Ангелы ада
Шрифт:
Остальные рассмеялись, но до меня вдруг дошло, что это же замечание позже может вызвать совершенно другую реакцию, когда выпитое окончательно ударит им в голову. Но до сих пор сохранялось ощущение, что, если бы «отверженные» действительно не желали видеть представителей прессы, они бы выпиздили меня из лагеря гораздо раньше. Незадолго до наступления темноты Тайни завернул двух кинооператоров, утверждавших, что они из C.B.S. Вскоре после этого он предупредил меня, чтобы я засунул свой магнитофон куда подальше. Тайни пообещал бросить мое орудие труда в огонь, если только увидит, что я нажимаю на свои любимые кнопочки. За исключением особых или заранее обговоренных случаев, большинство Ангелов с подозрением относятся к тому, что их фотографируют или записывают на магнитофон. Обычный разговор с человеком, у которого в руках записная книжка, тоже им не по душе. Сделанные журналистами магнитофонные записи и киносъемки считаются особо опасными, потому что невозможно потом отрицать зафиксированное на пленке. Такое отношение сохраняется и в мирных ситуациях,
Как-то раз Баргер взял у репортера пленку трехчасового интервью и тщательно ее прослушал, стирая все, что, по его мнению, могло быть использовано против Ангелов. Тогда он и распорядился, чтобы никто не давал интервью без его ведома.

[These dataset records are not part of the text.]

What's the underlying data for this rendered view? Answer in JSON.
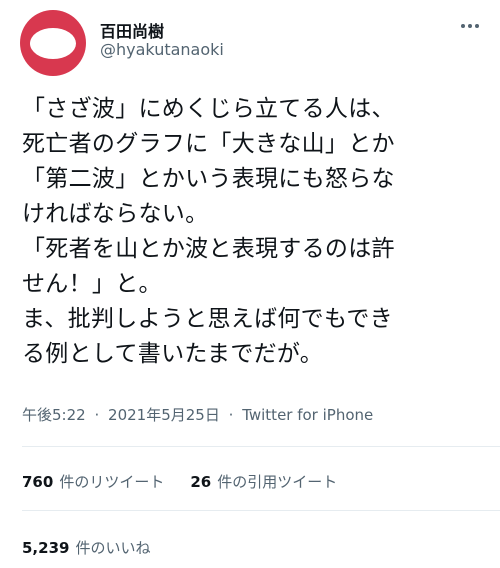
{
  "user": {
    "display_name": "百田尚樹",
    "handle": "@hyakutanaoki",
    "avatar_colors": {
      "ring": "#d8384f",
      "center": "#ffffff"
    }
  },
  "tweet": {
    "text": "「さざ波」にめくじら立てる人は、\n死亡者のグラフに「大きな山」とか\n「第二波」とかいう表現にも怒らな\nければならない。\n「死者を山とか波と表現するのは許\nせん！」と。\nま、批判しようと思えば何でもでき\nる例として書いたまでだが。",
    "time": "午後5:22",
    "separator": "·",
    "date": "2021年5月25日",
    "source": "Twitter for iPhone"
  },
  "stats": {
    "retweets": {
      "count": "760",
      "label": "件のリツイート"
    },
    "quotes": {
      "count": "26",
      "label": "件の引用ツイート"
    },
    "likes": {
      "count": "5,239",
      "label": "件のいいね"
    }
  },
  "icons": {
    "more": "more-horizontal-icon"
  },
  "colors": {
    "text": "#0f1419",
    "secondary": "#536471",
    "divider": "#e6ecf0"
  }
}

«Жулье», тем не менее, проигнорировало заявление Баргера, и в то время они были озабочены поисками любого умеющего хорошо слушать журналиста, который помог бы им повыше подняться по лестнице клубной иерархии. Хатч – приятный малый, ростом 6,2 фута, с густыми светлыми волосами. При виде его лица любая студия Артура Мюррея тут же бросилась бы подписывать с ним контракт. Время от времени он работает чернорабочим, но лишь для того чтобы иметь возможность потом получать пособие по безработице согласно системе, известной среди outlaws как «Клуб 52-26». В свои двадцать семь он особенно не утруждает себя изучением рынка труда, работая только в случае крайней необходимости. Когда я навестил его несколько недель спустя после пробега в квартире его родителей, в процветающем жилом квартале Сан-Франциско, он высказывался об «отверженных» довольно объективно, но почему-то с некоторой ленцой. И такое отношение плохо вязалось с его стремлением добиться более детального и более положительного освещения деятельности клуба прессой. Тогда я лишь смутно осознавал это, но через некоторое время врубился, что, если бы «отверженным» когда-либо пришлось последовательно выбирать между негативным паблисити, построенном на субъективизме масс-медиа, или отсутствием паблисити как такового, они, не раздумывая, выбрали бы первое.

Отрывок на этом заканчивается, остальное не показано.